This holiday season as I madly scramble to find gifts for
everyone on my list, I take a moment to reflect on how I have
already received my best gift this year long before Christmas.
This holiday season as I madly scramble to find gifts for everyone on my list, I take a moment to reflect on how I have already received my best gift this year long before Christmas. It doesn’t matter to me anymore whether Santa leaves anything for me under the Christmas tree this year.

When I read former police chief Mark Zappa’s remarks on the opinion page that “the Saudi on the street hates us, the Sudanese on the street hates us, the Iraqi on the street hates us . . .” Okay, maybe I’m a “Kumbayah naïve liberal,” as he accused, but I found his view too narrow-minded a way to look at the world. I don’t think the Middle Easterners who own businesses here in Gilroy hate us. I don’t believe the Sudanese refugee living in my home hates me. I know that of the many Sudanese refugees who have come to visit Gilroy (and who just a short time ago were “the Sudanese on the street”), none of them have shown any signs of hate. In this climate of media-hyped fear and loathing, it’s easy to forget that most people in the world are just like us in the sense that they want to make good lives for themselves; they want a safe and comfortable home for their families; they want enough food to eat. They are thinking, “How can I eat tomorrow? How can I make a good life for my children?”

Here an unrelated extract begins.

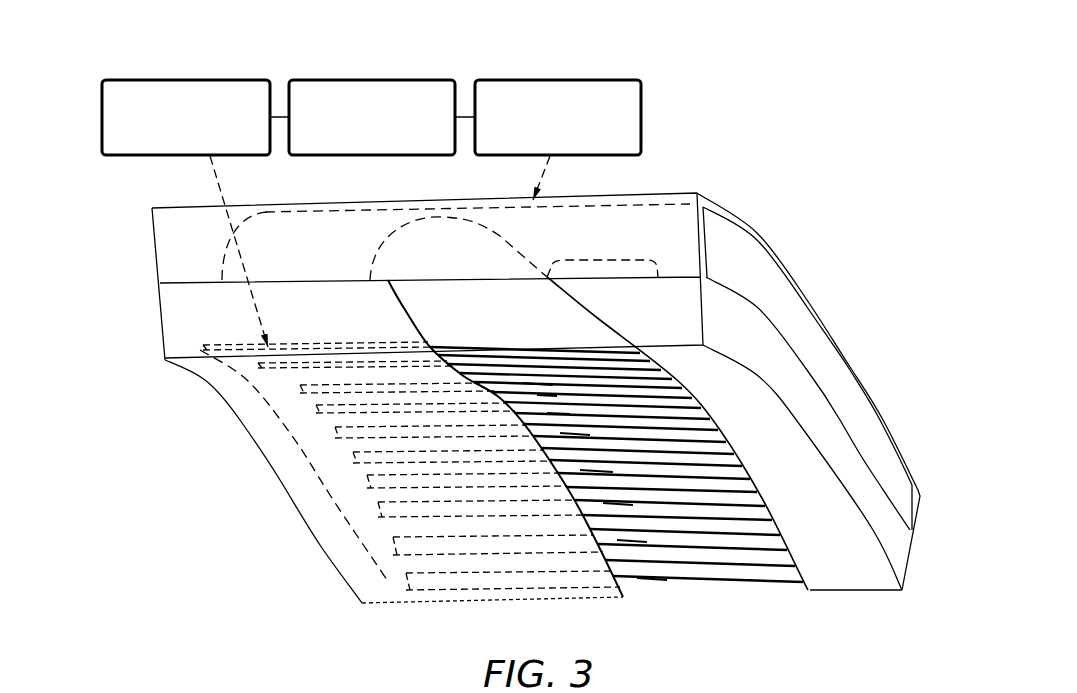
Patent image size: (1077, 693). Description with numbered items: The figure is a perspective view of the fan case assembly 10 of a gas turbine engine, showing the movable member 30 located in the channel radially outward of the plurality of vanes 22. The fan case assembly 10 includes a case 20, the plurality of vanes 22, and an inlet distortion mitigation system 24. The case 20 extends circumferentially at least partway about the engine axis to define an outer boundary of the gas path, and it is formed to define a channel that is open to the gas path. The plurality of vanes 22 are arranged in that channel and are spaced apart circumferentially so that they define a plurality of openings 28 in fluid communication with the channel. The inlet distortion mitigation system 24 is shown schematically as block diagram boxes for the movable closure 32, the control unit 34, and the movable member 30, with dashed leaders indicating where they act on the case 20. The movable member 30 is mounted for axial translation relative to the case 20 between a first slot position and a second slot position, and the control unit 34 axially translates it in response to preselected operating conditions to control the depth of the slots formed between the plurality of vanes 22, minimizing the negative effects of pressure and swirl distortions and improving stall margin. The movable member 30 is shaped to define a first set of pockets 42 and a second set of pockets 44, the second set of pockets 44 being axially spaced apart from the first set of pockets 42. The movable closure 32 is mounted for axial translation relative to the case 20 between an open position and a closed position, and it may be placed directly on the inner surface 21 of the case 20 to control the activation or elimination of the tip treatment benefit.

When we went grocery shopping, Angelo insisted on paying. When we got home I tried to pay him back for my portion of the bill, but he wouldn’t take it. I tried to explain the way we share the cost of things in my family, the way my mom and I shop and keep track of who bought what. It didn’t make sense to him. “If you’re going to start dividing everything,” he said, “Where does it end?” Do you divide the eggs you cook in the morning and figure out who bought which eggs? Do you divide the water you cook with?” I could not get him to let me help pay; he said to me, “You have the cow’s three legs and a head. I only have one leg.” Which means that since he is staying in my house, I must let him contribute by paying for things when he wants to. When he first came, I was keeping track of everything in the refrigerator, but now it doesn’t matter to me who bought what. “Food is food,” Angelo tells me. “What’s yours is mine and what’s mine is yours.” And somehow there’s always enough.

Imagine me at the table at Thanksgiving, trying to explain to my Japanese in-laws that a Sudanese tribesman now lives in our home. They listened closely as I explained how Angelo’s tribe was caught in the middle of a civil war; homes were burned and children were separated from their parents. They wandered for 14 years in the wilderness, surviving starvation and the attacks of soldiers. Angelo witnessed his fellow refugees killing themselves in despair and helped bury other children when he was still just a child himself. He is one of the survivors. Civil war burned their villages and drove thousands of children out of Sudan, but the American Dream is alive and well here in this community. Because of the gift Angelo has been to me this year, I have discovered what a community Gilroy truly is. I found out that my next door neighbor teaches English to Angelo; former Gilroy Foods employee Don tutors him in math; Bonfante Board Member Patti Hale has been a mom and a mentor to him as he learns cooking and the customs of our culture; a carpenter named Joe moved all of Angelo’s things over in his pickup truck – and now for Christmas, many different secret Santas in our community are contributing to a Christmas stocking as a gift to Angelo to welcome him to this American custom here in his new life. When I see people open their hearts toward someone who has been so much less fortunate and has suffered so much, I experience the joy of the true meaning of Christmas.

It’s funny how everyone tells you what a wonderful person you are for taking someone into your home, and you start out thinking you are being so charitable. Everyone gives you kudos for how generous you are – but then you grow to realize that it is not a one-sided experience. You start to recognize how much you are being impacted by the other person and that it is a give and take – as your preconceptions are challenged, you find there is just as much you are learning and being given by the other person. I’m never going to see the world the same again. People just don’t get it when you try to explain. I’m the one being blessed. I’m the one being given the best gift this Christmas.